The April-June earnings at all Big Oil companies are set to be the highest since 2022, the previous time oil prices hit $100 per barrel and above, following the Russian invasion of Ukraine.
And just as in 2022, Big Oil faces backlash over profiteering from wars and price-gouging at the pump. Related: Dip in U.S. LNG Imports to EU Spells Trouble for Trade Deal
The difference this time is that the accusations and calls for investigations over the high gasoline prices come from the pro-oil President Donald Trump, who demands the U.S. gasoline price to drop to $2.25-$2.50 per gallon, “immediately”, after the war he started with Iran sent international crude oil prices spiking.
The oil supermajors say it would take time for U.S. gasoline prices to drop because of the lag between crude prices and products and because of the low inventories almost everywhere in the world, including in the United States.
Big Oil’s windfall profits for the second quarter aren’t really helping the industry in its clash with the U.S. Administration over the still-high gasoline prices. But in this cyclical industry, companies generate huge profits whenever prices spike, and volatility becomes extreme. This is not the first time, nor will it be the last, that oil companies are blamed for ripping off consumers at the pump while reaping excessive earnings.
This 4th of July, the U.S. national average of $3.755 per gallon was $0.81 below the peak price from May, but also $0.65 per gallon higher than this time last year, Patrick De Haan, head of petroleum analysis at GasBuddy, said this weekend.
Gasoline prices have dropped from the four-year high of $4.50 a gallon in early May, and further drops are expected as the Strait of Hormuz traffic appears to begin to normalize.
The decline is not fast enough, according to President Trump and his Administration, who face a critical test of their policies in the midterm elections in November.

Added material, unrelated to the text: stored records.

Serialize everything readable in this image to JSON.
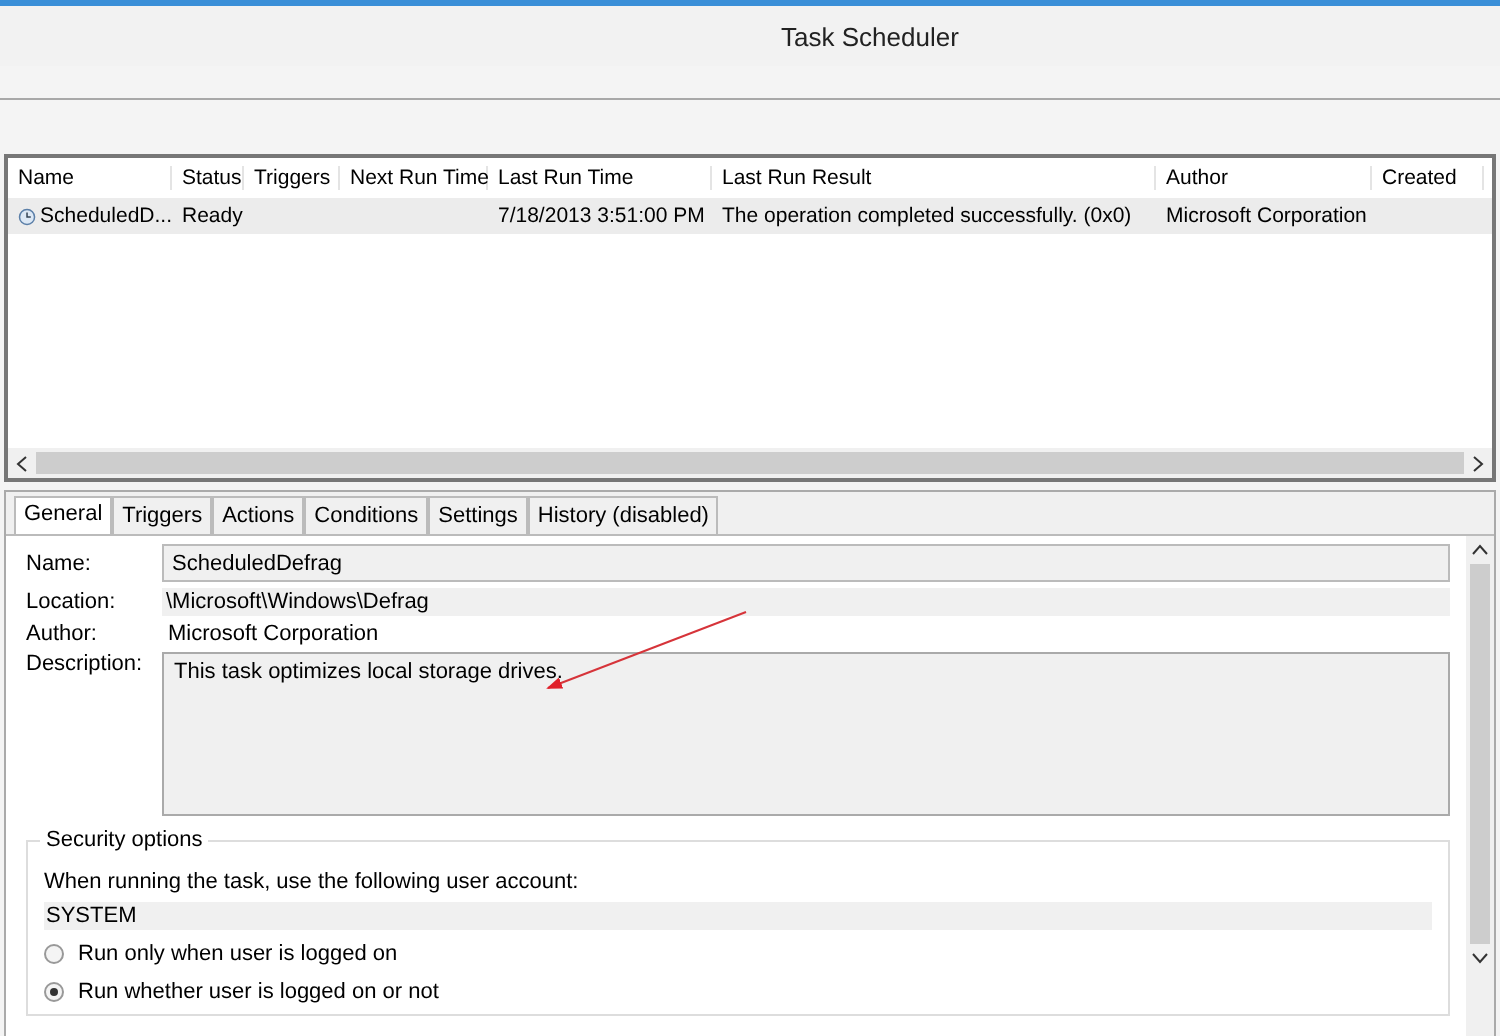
{
  "window": {
    "title": "Task Scheduler"
  },
  "table": {
    "columns": [
      "Name",
      "Status",
      "Triggers",
      "Next Run Time",
      "Last Run Time",
      "Last Run Result",
      "Author",
      "Created"
    ],
    "rows": [
      {
        "selected": true,
        "cells": [
          "ScheduledD...",
          "Ready",
          "",
          "",
          "7/18/2013 3:51:00 PM",
          "The operation completed successfully. (0x0)",
          "Microsoft Corporation",
          ""
        ]
      }
    ]
  },
  "tabs": [
    {
      "label": "General",
      "selected": true
    },
    {
      "label": "Triggers",
      "selected": false
    },
    {
      "label": "Actions",
      "selected": false
    },
    {
      "label": "Conditions",
      "selected": false
    },
    {
      "label": "Settings",
      "selected": false
    },
    {
      "label": "History (disabled)",
      "selected": false
    }
  ],
  "general": {
    "name_label": "Name:",
    "name_value": "ScheduledDefrag",
    "location_label": "Location:",
    "location_value": "\\Microsoft\\Windows\\Defrag",
    "author_label": "Author:",
    "author_value": "Microsoft Corporation",
    "description_label": "Description:",
    "description_value": "This task optimizes local storage drives."
  },
  "security": {
    "title": "Security options",
    "account_prompt": "When running the task, use the following user account:",
    "account": "SYSTEM",
    "options": [
      {
        "label": "Run only when user is logged on",
        "selected": false
      },
      {
        "label": "Run whether user is logged on or not",
        "selected": true
      }
    ]
  }
}
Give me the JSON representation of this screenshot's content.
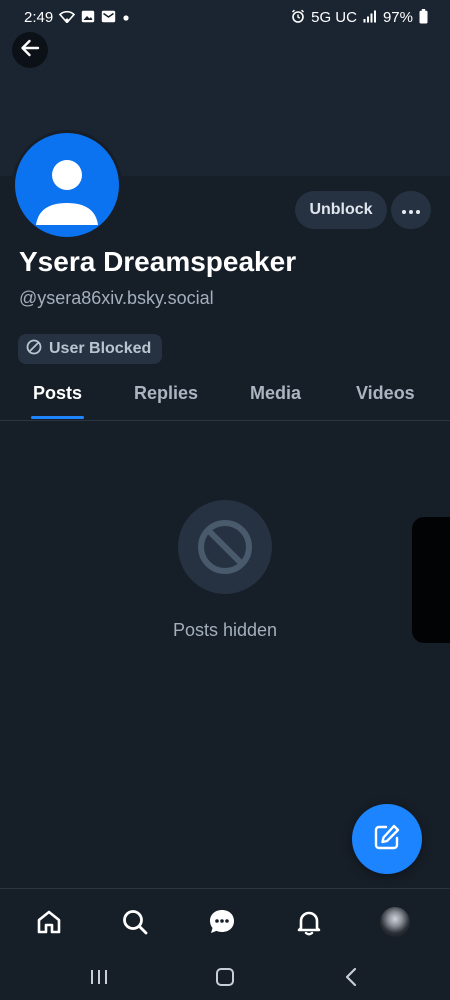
{
  "status_bar": {
    "time": "2:49",
    "network": "5G UC",
    "battery": "97%",
    "left_icons": [
      "wifi-icon",
      "image-icon",
      "mail-icon",
      "dot-icon"
    ],
    "right_icons": [
      "alarm-icon",
      "signal-icon",
      "battery-icon"
    ]
  },
  "profile": {
    "display_name": "Ysera Dreamspeaker",
    "handle": "@ysera86xiv.bsky.social",
    "unblock_label": "Unblock",
    "blocked_badge": "User Blocked"
  },
  "tabs": [
    {
      "label": "Posts",
      "active": true
    },
    {
      "label": "Replies",
      "active": false
    },
    {
      "label": "Media",
      "active": false
    },
    {
      "label": "Videos",
      "active": false
    }
  ],
  "empty_state": {
    "message": "Posts hidden"
  },
  "bottom_nav": [
    "home-icon",
    "search-icon",
    "chat-icon",
    "notifications-icon",
    "profile-avatar"
  ],
  "colors": {
    "accent": "#1d84ff",
    "background": "#161e27",
    "avatar_blue": "#0b72f0"
  }
}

At the end of June, President Trump began his price-gouging tirade against Big Oil, demanding prices be slashed “immediately” to around $2.50 per gallon.

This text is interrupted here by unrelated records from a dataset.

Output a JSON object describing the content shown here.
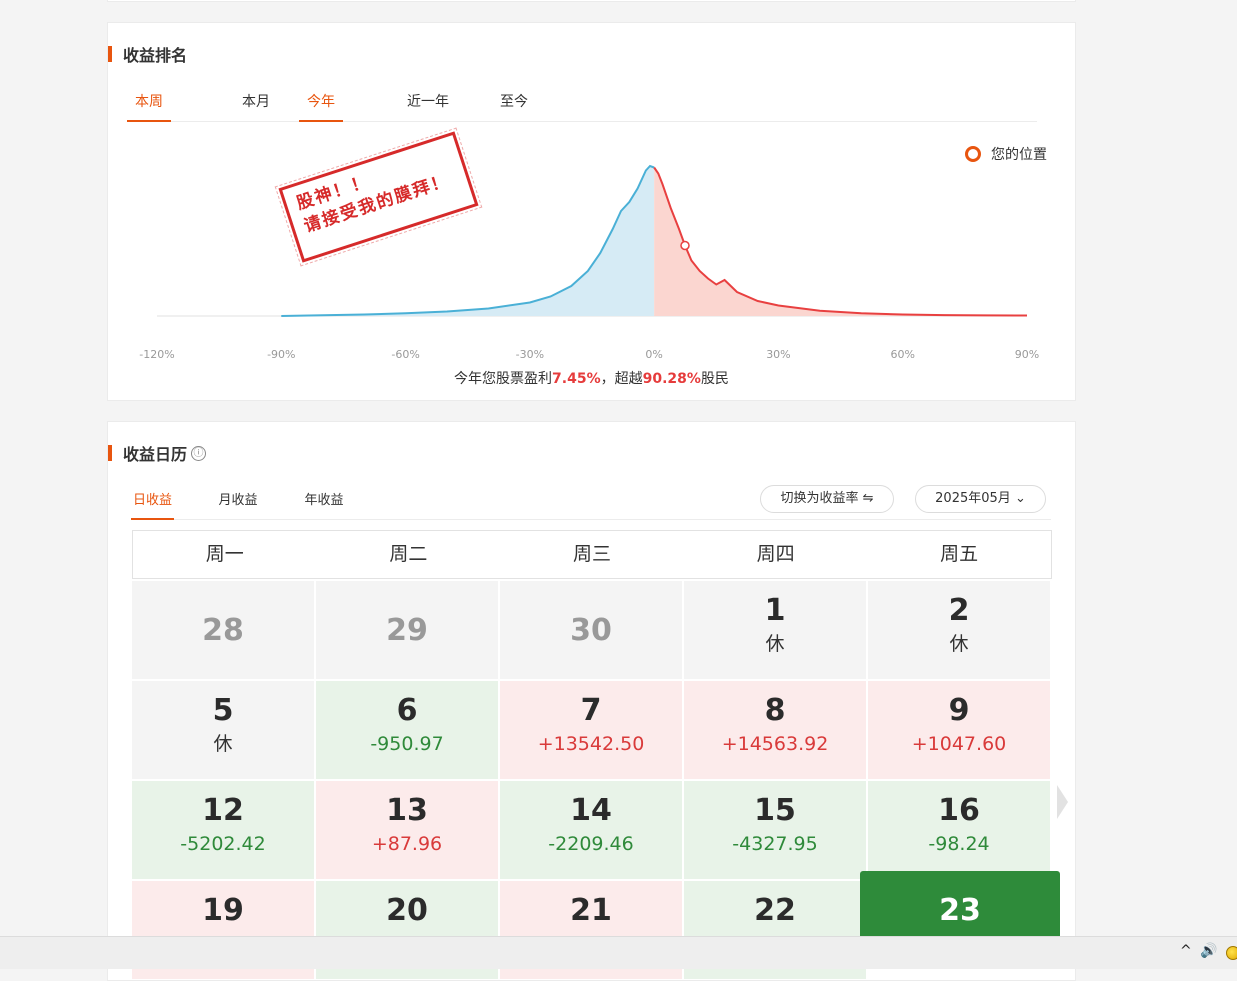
{
  "ranking": {
    "title": "收益排名",
    "tabs": [
      {
        "label": "本周",
        "active": true
      },
      {
        "label": "本月",
        "active": false
      },
      {
        "label": "今年",
        "active": true
      },
      {
        "label": "近一年",
        "active": false
      },
      {
        "label": "至今",
        "active": false
      }
    ],
    "legend_label": "您的位置",
    "stamp_line1": "股神！！",
    "stamp_line2": "请接受我的膜拜！",
    "summary": {
      "prefix": "今年您股票盈利",
      "profit": "7.45%",
      "middle": "，超越",
      "percentile": "90.28%",
      "suffix": "股民"
    }
  },
  "chart_data": {
    "type": "area",
    "xlabel": "",
    "ylabel": "",
    "x_ticks": [
      "-120%",
      "-90%",
      "-60%",
      "-30%",
      "0%",
      "30%",
      "60%",
      "90%"
    ],
    "xlim": [
      -120,
      90
    ],
    "ylim": [
      0,
      1
    ],
    "colors": {
      "loss_line": "#4ab0d6",
      "loss_fill": "#d6ebf5",
      "gain_line": "#e84040",
      "gain_fill": "#fbd6d0",
      "marker": "#e84040"
    },
    "series": [
      {
        "x": [
          -90,
          -80,
          -70,
          -60,
          -50,
          -40,
          -30,
          -25,
          -20,
          -16,
          -13,
          -10,
          -8,
          -6,
          -4,
          -2,
          -1,
          0
        ],
        "y": [
          0.0,
          0.005,
          0.01,
          0.018,
          0.03,
          0.05,
          0.09,
          0.13,
          0.2,
          0.3,
          0.42,
          0.58,
          0.7,
          0.76,
          0.85,
          0.97,
          1.0,
          0.99
        ]
      },
      {
        "x": [
          0,
          1,
          2,
          4,
          6,
          7.45,
          9,
          11,
          13,
          15,
          17,
          20,
          25,
          30,
          40,
          50,
          60,
          70,
          80,
          90
        ],
        "y": [
          0.99,
          0.95,
          0.88,
          0.72,
          0.58,
          0.47,
          0.37,
          0.3,
          0.25,
          0.21,
          0.24,
          0.16,
          0.1,
          0.07,
          0.035,
          0.018,
          0.01,
          0.006,
          0.004,
          0.003
        ]
      }
    ],
    "marker": {
      "x": 7.45,
      "y": 0.47
    }
  },
  "calendar": {
    "title": "收益日历",
    "info_icon": "ⓘ",
    "tabs": [
      {
        "label": "日收益",
        "active": true
      },
      {
        "label": "月收益",
        "active": false
      },
      {
        "label": "年收益",
        "active": false
      }
    ],
    "switch_label": "切换为收益率",
    "switch_icon": "⇋",
    "month_label": "2025年05月",
    "month_chevron": "⌄",
    "weekdays": [
      "周一",
      "周二",
      "周三",
      "周四",
      "周五"
    ],
    "days": [
      {
        "day": "28",
        "value": "",
        "kind": "gray other"
      },
      {
        "day": "29",
        "value": "",
        "kind": "gray other"
      },
      {
        "day": "30",
        "value": "",
        "kind": "gray other"
      },
      {
        "day": "1",
        "value": "休",
        "kind": "gray"
      },
      {
        "day": "2",
        "value": "休",
        "kind": "gray"
      },
      {
        "day": "5",
        "value": "休",
        "kind": "gray"
      },
      {
        "day": "6",
        "value": "-950.97",
        "kind": "down"
      },
      {
        "day": "7",
        "value": "+13542.50",
        "kind": "up"
      },
      {
        "day": "8",
        "value": "+14563.92",
        "kind": "up"
      },
      {
        "day": "9",
        "value": "+1047.60",
        "kind": "up"
      },
      {
        "day": "12",
        "value": "-5202.42",
        "kind": "down"
      },
      {
        "day": "13",
        "value": "+87.96",
        "kind": "up"
      },
      {
        "day": "14",
        "value": "-2209.46",
        "kind": "down"
      },
      {
        "day": "15",
        "value": "-4327.95",
        "kind": "down"
      },
      {
        "day": "16",
        "value": "-98.24",
        "kind": "down"
      },
      {
        "day": "19",
        "value": "",
        "kind": "up"
      },
      {
        "day": "20",
        "value": "",
        "kind": "down"
      },
      {
        "day": "21",
        "value": "",
        "kind": "up"
      },
      {
        "day": "22",
        "value": "",
        "kind": "down"
      },
      {
        "day": "23",
        "value": "",
        "kind": "today"
      }
    ]
  },
  "taskbar": {
    "up_icon": "^",
    "volume_icon": "🔊"
  }
}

Since late June, Trump has ordered the Justice Department to investigate possible price gouging at the pump, and the DOJ urged state law enforcers to join it in investigating alleged illegal price-gouging practices.
Meanwhile, the industry is trying to explain to the public, and to officials, why gasoline prices would fall more slowly than the crude prices and braces for additional accusations of price-gouging by the Administration.

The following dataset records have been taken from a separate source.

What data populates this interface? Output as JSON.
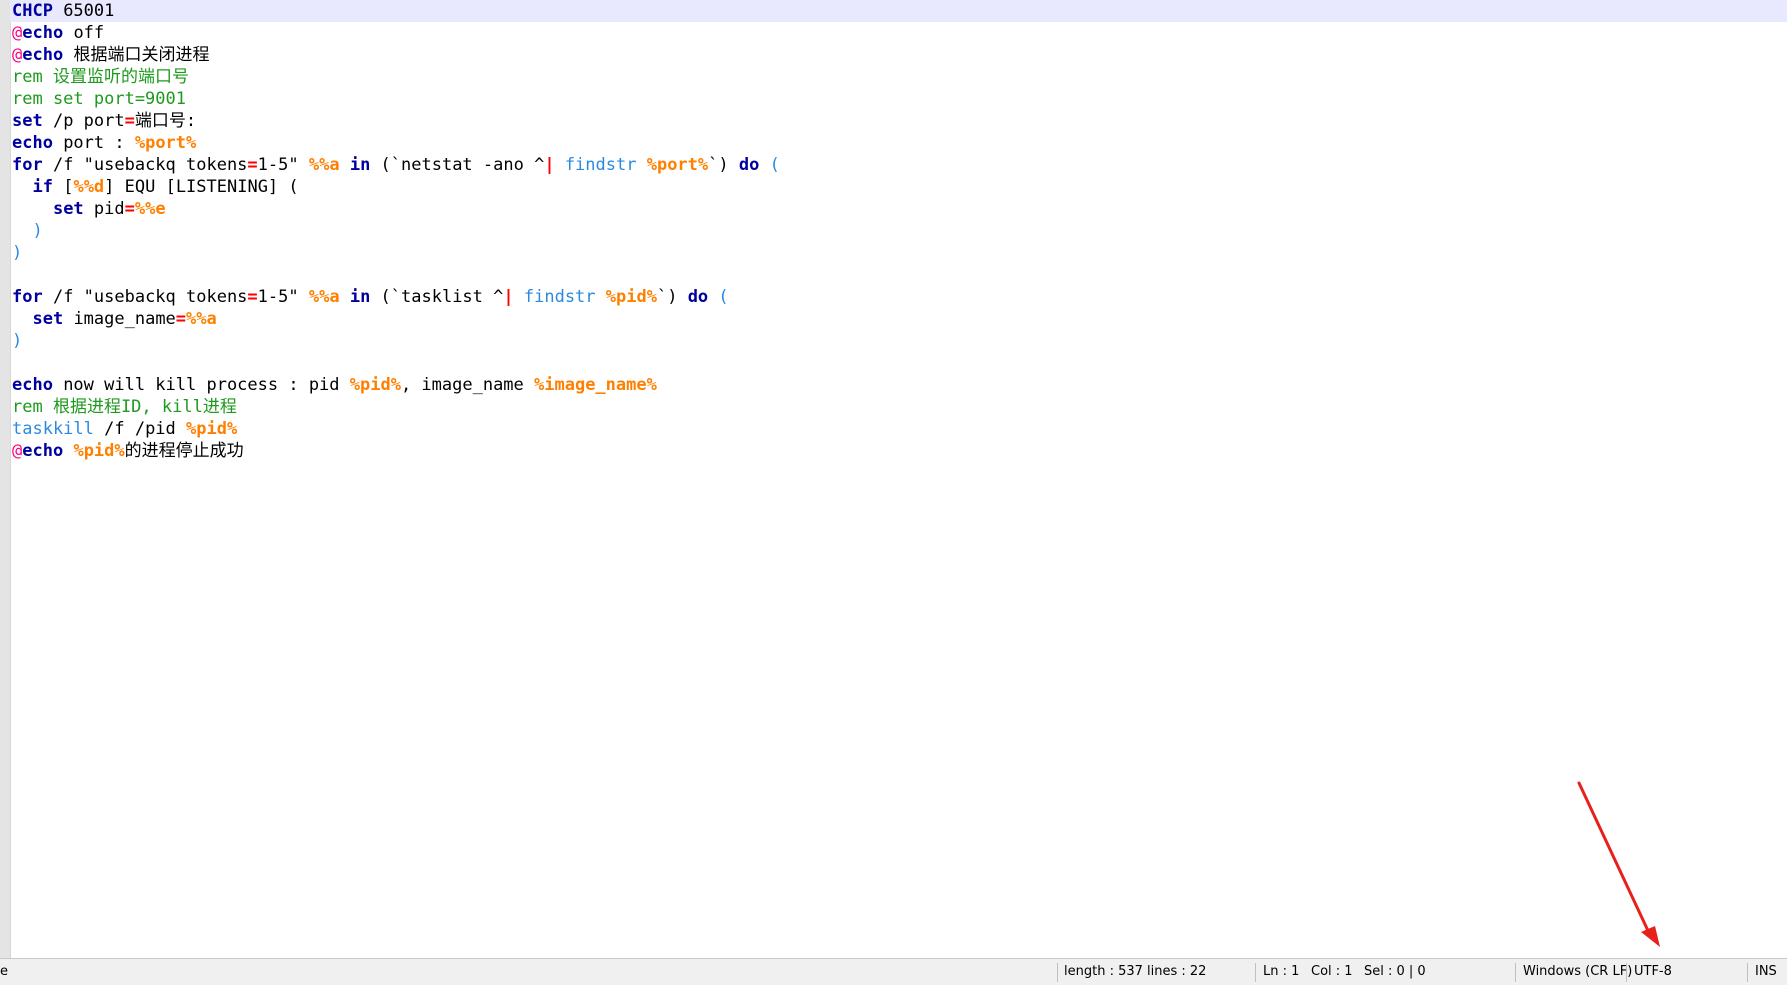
{
  "editor": {
    "lines": [
      [
        {
          "t": "CHCP",
          "c": "kw"
        },
        {
          "t": " 65001",
          "c": ""
        }
      ],
      [
        {
          "t": "@",
          "c": "at"
        },
        {
          "t": "echo",
          "c": "kw"
        },
        {
          "t": " off",
          "c": ""
        }
      ],
      [
        {
          "t": "@",
          "c": "at"
        },
        {
          "t": "echo",
          "c": "kw"
        },
        {
          "t": " 根据端口关闭进程",
          "c": ""
        }
      ],
      [
        {
          "t": "rem 设置监听的端口号",
          "c": "rem"
        }
      ],
      [
        {
          "t": "rem set port=9001",
          "c": "rem"
        }
      ],
      [
        {
          "t": "set",
          "c": "kw"
        },
        {
          "t": " /p port",
          "c": ""
        },
        {
          "t": "=",
          "c": "op"
        },
        {
          "t": "端口号:",
          "c": ""
        }
      ],
      [
        {
          "t": "echo",
          "c": "kw"
        },
        {
          "t": " port : ",
          "c": ""
        },
        {
          "t": "%port%",
          "c": "var"
        }
      ],
      [
        {
          "t": "for",
          "c": "kw"
        },
        {
          "t": " /f \"usebackq tokens",
          "c": ""
        },
        {
          "t": "=",
          "c": "op"
        },
        {
          "t": "1-5\" ",
          "c": ""
        },
        {
          "t": "%%a",
          "c": "var"
        },
        {
          "t": " ",
          "c": ""
        },
        {
          "t": "in",
          "c": "kw"
        },
        {
          "t": " (`netstat -ano ^",
          "c": ""
        },
        {
          "t": "|",
          "c": "pipe"
        },
        {
          "t": " ",
          "c": ""
        },
        {
          "t": "findstr",
          "c": "cmd"
        },
        {
          "t": " ",
          "c": ""
        },
        {
          "t": "%port%",
          "c": "var"
        },
        {
          "t": "`) ",
          "c": ""
        },
        {
          "t": "do",
          "c": "kw"
        },
        {
          "t": " ",
          "c": ""
        },
        {
          "t": "(",
          "c": "par"
        }
      ],
      [
        {
          "t": "  ",
          "c": ""
        },
        {
          "t": "if",
          "c": "kw"
        },
        {
          "t": " [",
          "c": ""
        },
        {
          "t": "%%d",
          "c": "var"
        },
        {
          "t": "] EQU [LISTENING] (",
          "c": ""
        }
      ],
      [
        {
          "t": "    ",
          "c": ""
        },
        {
          "t": "set",
          "c": "kw"
        },
        {
          "t": " pid",
          "c": ""
        },
        {
          "t": "=",
          "c": "op"
        },
        {
          "t": "%%e",
          "c": "var"
        }
      ],
      [
        {
          "t": "  ",
          "c": ""
        },
        {
          "t": ")",
          "c": "par"
        }
      ],
      [
        {
          "t": ")",
          "c": "par"
        }
      ],
      [
        {
          "t": "",
          "c": ""
        }
      ],
      [
        {
          "t": "for",
          "c": "kw"
        },
        {
          "t": " /f \"usebackq tokens",
          "c": ""
        },
        {
          "t": "=",
          "c": "op"
        },
        {
          "t": "1-5\" ",
          "c": ""
        },
        {
          "t": "%%a",
          "c": "var"
        },
        {
          "t": " ",
          "c": ""
        },
        {
          "t": "in",
          "c": "kw"
        },
        {
          "t": " (`tasklist ^",
          "c": ""
        },
        {
          "t": "|",
          "c": "pipe"
        },
        {
          "t": " ",
          "c": ""
        },
        {
          "t": "findstr",
          "c": "cmd"
        },
        {
          "t": " ",
          "c": ""
        },
        {
          "t": "%pid%",
          "c": "var"
        },
        {
          "t": "`) ",
          "c": ""
        },
        {
          "t": "do",
          "c": "kw"
        },
        {
          "t": " ",
          "c": ""
        },
        {
          "t": "(",
          "c": "par"
        }
      ],
      [
        {
          "t": "  ",
          "c": ""
        },
        {
          "t": "set",
          "c": "kw"
        },
        {
          "t": " image_name",
          "c": ""
        },
        {
          "t": "=",
          "c": "op"
        },
        {
          "t": "%%a",
          "c": "var"
        }
      ],
      [
        {
          "t": ")",
          "c": "par"
        }
      ],
      [
        {
          "t": "",
          "c": ""
        }
      ],
      [
        {
          "t": "echo",
          "c": "kw"
        },
        {
          "t": " now will kill process : pid ",
          "c": ""
        },
        {
          "t": "%pid%",
          "c": "var"
        },
        {
          "t": ", image_name ",
          "c": ""
        },
        {
          "t": "%image_name%",
          "c": "var"
        }
      ],
      [
        {
          "t": "rem 根据进程ID, kill进程",
          "c": "rem"
        }
      ],
      [
        {
          "t": "taskkill",
          "c": "cmd"
        },
        {
          "t": " /f /pid ",
          "c": ""
        },
        {
          "t": "%pid%",
          "c": "var"
        }
      ],
      [
        {
          "t": "@",
          "c": "at"
        },
        {
          "t": "echo",
          "c": "kw"
        },
        {
          "t": " ",
          "c": ""
        },
        {
          "t": "%pid%",
          "c": "var"
        },
        {
          "t": "的进程停止成功",
          "c": ""
        }
      ]
    ]
  },
  "statusbar": {
    "left_fragment": "e",
    "length": "length : 537",
    "lines": "lines : 22",
    "ln": "Ln : 1",
    "col": "Col : 1",
    "sel": "Sel : 0 | 0",
    "eol": "Windows (CR LF)",
    "encoding": "UTF-8",
    "mode": "INS"
  },
  "colors": {
    "keyword": "#0000a0",
    "comment": "#1e9a1e",
    "variable": "#ff8000",
    "operator": "#ff0000",
    "command": "#2b8ae0",
    "annotation_arrow": "#e8201c"
  },
  "annotation": {
    "icon": "red-arrow-icon"
  }
}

“Refineries do not set the price of finished gasoline, and crude oil is just one of many inputs — albeit the biggest one — contributing to overall fuel costs, the American Fuel & Petrochemical Manufacturers said in June, suggesting the President could and should change the Renewable Fuel Standard, which makes supplying fuel to the U.S. market costly.
It will be some time before gasoline prices begin to fall more noticeably, the industry says.
“There is a lag between, you know, oil prices and reductions in oil prices and when that shows up at the pump, but we expect that prices will come down as things continue to normalize,” Chevron’s chief financial officer Eimear Bonner told CNBC at the end of June.
“Being the boogeyman is not particularly fun,” an oil company executive told Reuters. “But we need to educate officials that this is a cyclical industry and that no one cares when the market turns and we are taking all the risk.”
In the current cycle, Big Oil companies are expected to post booming profits for the second quarter, as they have always done when crude prices spike.